Jornal Estado de Minas

Extravagâncias dão votos durante as campanhas eleitorais

Bordões e propostas esdrúxulas entraram para a história do horário eleitoral gratuito na TV. Diante do atual desalento com a classe política, fórmula pode ganhar força este ano

Bertha Maakaroun - enviada especial
Em poucos minutos, dezenas desfilam pelo palanque eletrônico repetindo chavões e pedindo o voto.
Serão mais de mil filiados a uma das 32 legendas com registro formal na Justiça Eleitoral, concorrendo nas eleições de outubro a uma das 77 cadeiras na Assembleia Legislativa e uma das 53 da bancada federal mineira. Nas grandes e médias siglas, a única regra é que o discurso mais geral dos candidatos a deputado reforce o conceito da campanha ao governo de Minas e ao Palácio do Planalto. Já nos partidos pequenos vale tudo. Os “caciques” dominam o curto tempo e cada um fala o que quer. Dado o surpreendente desempenho nas últimas eleições gerais do palhaço Tiririca, a “fórmula” que reforça um sentimento de desalento com a representação política poderá ressurgir com força.

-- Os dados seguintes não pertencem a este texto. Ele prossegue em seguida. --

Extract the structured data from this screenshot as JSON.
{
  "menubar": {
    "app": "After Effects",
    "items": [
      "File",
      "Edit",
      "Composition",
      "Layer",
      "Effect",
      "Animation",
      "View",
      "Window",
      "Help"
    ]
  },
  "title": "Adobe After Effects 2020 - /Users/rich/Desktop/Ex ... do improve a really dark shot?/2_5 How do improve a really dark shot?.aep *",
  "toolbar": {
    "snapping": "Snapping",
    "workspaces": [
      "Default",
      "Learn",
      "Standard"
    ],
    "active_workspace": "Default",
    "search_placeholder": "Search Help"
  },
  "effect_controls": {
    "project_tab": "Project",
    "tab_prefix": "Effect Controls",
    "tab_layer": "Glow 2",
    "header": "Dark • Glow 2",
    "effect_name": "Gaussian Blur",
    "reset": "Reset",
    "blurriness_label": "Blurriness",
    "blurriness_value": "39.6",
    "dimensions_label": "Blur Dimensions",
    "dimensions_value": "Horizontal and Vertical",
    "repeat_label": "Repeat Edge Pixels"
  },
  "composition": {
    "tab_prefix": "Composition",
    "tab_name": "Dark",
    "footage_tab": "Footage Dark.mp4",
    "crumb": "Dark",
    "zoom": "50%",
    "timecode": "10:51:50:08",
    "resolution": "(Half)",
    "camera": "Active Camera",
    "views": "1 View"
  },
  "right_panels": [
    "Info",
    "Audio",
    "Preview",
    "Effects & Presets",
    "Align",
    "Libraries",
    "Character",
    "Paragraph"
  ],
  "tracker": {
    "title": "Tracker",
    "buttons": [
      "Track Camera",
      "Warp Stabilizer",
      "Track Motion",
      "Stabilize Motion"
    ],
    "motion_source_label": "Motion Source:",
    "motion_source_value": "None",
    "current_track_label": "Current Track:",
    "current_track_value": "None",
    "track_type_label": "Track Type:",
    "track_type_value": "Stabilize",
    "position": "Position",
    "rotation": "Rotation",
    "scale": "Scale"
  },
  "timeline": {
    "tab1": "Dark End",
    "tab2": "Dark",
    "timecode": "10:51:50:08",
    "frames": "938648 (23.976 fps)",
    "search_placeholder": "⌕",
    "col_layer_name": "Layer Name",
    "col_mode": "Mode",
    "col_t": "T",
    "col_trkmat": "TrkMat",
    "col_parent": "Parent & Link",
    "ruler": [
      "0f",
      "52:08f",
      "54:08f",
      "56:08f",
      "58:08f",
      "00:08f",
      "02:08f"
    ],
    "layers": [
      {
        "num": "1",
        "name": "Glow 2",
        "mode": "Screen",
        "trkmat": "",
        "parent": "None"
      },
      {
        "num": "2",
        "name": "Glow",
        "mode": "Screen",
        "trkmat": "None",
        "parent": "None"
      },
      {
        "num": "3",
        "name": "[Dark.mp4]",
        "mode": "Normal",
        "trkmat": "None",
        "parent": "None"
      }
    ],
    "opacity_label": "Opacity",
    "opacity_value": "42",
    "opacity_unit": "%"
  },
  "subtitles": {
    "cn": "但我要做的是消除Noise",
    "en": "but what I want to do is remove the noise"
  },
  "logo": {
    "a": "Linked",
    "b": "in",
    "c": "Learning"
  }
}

Há extravagâncias que entram para a história e arrebanham enxurradas de votos. Com a promessa de construir um “aqueduto” para trazer o mar de Angra dos Reis até a Lagoa da Pampulha, Nelson Thibau, do então MDB, chegou à Câmara dos Deputados em 1975. “É só quebrar champanhe quando o mar chegar”, dizia ele, que logrou atrair votos de protesto contra o regime militar.

Naquela campanha, Thibau não se esqueceu das crianças: mirando-se no mundo de Walt Disney, anunciou a Thibaulândia.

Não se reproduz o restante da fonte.